I have feedforward neural net, trained on cca 34k samples and tested on 8k samples. There is 139 features in dataset. The ANN does classification between two labels, 0 and 1, so I am using sigmoid function in last layer and two hidden layers, both with 400 units. NN is created using following Keras code:
model = Sequential()
model.add(Dense(units=139, input_dim=len(list(X))))
model.add(Dense(units=400))
model.add(Activation('relu'))
model.add(Dropout(0.2))
model.add(Dense(units=400))
model.add(Activation('relu'))
model.add(Dropout(0.2))
model.add(Dense(units=1))
model.add(Activation('sigmoid'))
model.compile(optimizer='sgd',
loss='binary_crossentropy',
metrics=['accuracy'])
checkpoint = ModelCheckpoint('tempmodelKeras.h5',period=1)
custom = LambdaCallback(on_epoch_end=lambda epoch,logs: test_callback_wrapper())
model.fit(X, y, epochs=500, batch_size=128, callbacks=[checkpoint,custom])
test_callback_wrapper()
is just for testing model after each epoch on test dataset and then calculating average precision score for different thresholds.

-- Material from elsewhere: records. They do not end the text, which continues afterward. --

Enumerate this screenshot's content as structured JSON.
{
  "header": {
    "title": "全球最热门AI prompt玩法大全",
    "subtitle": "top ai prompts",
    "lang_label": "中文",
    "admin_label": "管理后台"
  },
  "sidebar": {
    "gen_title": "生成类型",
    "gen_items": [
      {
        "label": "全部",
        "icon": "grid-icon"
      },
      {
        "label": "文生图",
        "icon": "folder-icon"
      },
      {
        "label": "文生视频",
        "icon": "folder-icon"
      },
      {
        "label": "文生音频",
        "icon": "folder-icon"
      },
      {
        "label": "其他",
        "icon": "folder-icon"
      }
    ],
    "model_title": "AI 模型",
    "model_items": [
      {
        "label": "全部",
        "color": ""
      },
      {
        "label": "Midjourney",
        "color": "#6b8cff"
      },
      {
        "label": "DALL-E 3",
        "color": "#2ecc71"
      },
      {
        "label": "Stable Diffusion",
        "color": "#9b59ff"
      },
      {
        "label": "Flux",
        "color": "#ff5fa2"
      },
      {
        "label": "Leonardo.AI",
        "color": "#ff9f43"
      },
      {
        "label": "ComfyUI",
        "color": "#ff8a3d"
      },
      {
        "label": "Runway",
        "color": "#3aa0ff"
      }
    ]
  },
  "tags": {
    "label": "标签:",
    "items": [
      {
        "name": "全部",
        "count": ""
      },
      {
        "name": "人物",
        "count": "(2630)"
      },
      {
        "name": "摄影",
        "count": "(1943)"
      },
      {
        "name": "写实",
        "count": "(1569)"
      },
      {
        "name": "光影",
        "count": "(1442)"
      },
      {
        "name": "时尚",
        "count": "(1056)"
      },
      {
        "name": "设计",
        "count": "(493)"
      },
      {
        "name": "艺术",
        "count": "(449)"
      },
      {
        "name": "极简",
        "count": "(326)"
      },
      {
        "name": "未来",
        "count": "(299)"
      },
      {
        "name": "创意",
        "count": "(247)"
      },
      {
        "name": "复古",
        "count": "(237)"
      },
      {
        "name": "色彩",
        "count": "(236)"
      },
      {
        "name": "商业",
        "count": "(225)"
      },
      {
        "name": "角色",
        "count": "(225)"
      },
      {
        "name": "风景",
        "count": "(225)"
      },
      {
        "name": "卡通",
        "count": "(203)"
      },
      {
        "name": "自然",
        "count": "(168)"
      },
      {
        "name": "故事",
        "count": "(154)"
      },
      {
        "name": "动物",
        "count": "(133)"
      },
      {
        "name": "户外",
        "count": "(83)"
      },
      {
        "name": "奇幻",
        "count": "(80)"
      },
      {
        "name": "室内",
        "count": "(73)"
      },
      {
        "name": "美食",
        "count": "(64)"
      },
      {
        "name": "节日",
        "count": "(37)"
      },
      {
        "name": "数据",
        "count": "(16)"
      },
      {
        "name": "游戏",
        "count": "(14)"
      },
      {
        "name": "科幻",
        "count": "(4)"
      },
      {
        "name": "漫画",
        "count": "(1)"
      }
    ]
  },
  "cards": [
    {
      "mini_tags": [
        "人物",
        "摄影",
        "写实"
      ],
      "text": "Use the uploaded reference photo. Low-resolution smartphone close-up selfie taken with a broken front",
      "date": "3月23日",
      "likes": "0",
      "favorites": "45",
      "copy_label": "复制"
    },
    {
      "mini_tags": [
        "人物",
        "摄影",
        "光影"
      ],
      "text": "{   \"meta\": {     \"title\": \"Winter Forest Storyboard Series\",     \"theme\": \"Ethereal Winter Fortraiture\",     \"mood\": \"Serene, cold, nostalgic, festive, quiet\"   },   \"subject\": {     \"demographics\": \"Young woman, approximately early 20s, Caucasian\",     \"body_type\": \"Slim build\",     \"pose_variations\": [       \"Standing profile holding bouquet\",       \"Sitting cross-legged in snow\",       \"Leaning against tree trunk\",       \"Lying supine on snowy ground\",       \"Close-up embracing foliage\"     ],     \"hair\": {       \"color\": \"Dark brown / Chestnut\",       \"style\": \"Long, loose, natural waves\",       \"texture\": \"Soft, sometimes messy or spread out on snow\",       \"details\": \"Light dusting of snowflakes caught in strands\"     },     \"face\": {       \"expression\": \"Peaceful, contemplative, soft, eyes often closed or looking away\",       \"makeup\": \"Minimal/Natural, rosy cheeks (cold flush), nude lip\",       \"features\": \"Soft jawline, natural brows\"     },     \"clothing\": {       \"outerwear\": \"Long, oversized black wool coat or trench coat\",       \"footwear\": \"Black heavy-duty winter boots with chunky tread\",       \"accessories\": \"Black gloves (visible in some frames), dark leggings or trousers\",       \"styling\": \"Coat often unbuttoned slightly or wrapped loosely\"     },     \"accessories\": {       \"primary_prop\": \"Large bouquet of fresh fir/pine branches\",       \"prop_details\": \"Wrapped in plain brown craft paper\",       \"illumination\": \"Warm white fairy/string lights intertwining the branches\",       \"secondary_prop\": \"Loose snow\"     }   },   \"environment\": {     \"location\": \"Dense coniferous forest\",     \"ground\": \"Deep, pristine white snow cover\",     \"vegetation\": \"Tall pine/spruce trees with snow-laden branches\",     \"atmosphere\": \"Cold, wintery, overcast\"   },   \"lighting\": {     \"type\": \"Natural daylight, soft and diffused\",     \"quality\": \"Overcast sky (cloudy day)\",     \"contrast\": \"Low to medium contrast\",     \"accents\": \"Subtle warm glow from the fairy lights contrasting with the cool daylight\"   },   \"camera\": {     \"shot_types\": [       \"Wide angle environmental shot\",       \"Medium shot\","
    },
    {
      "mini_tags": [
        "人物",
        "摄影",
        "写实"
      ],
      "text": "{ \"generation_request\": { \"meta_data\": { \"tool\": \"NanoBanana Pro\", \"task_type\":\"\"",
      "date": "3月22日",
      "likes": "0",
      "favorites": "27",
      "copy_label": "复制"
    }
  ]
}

Now the part I need to help with: Following images shows epoch number on X axis, and average precision on Y axis, for test set.
I tried to three different batch sizes (32, 128, 256), but if you look at the plot, it looks that smaller batch sizes are 'faster' in terms of number of epoch needed to reach maximum average precision, but are more prone to overfitting. However, I read several articles, where was written that larger batches usually leads to overfitting and smaller batches are better. How is it possible that in my image, it looks vice versa, that larger batches perform better?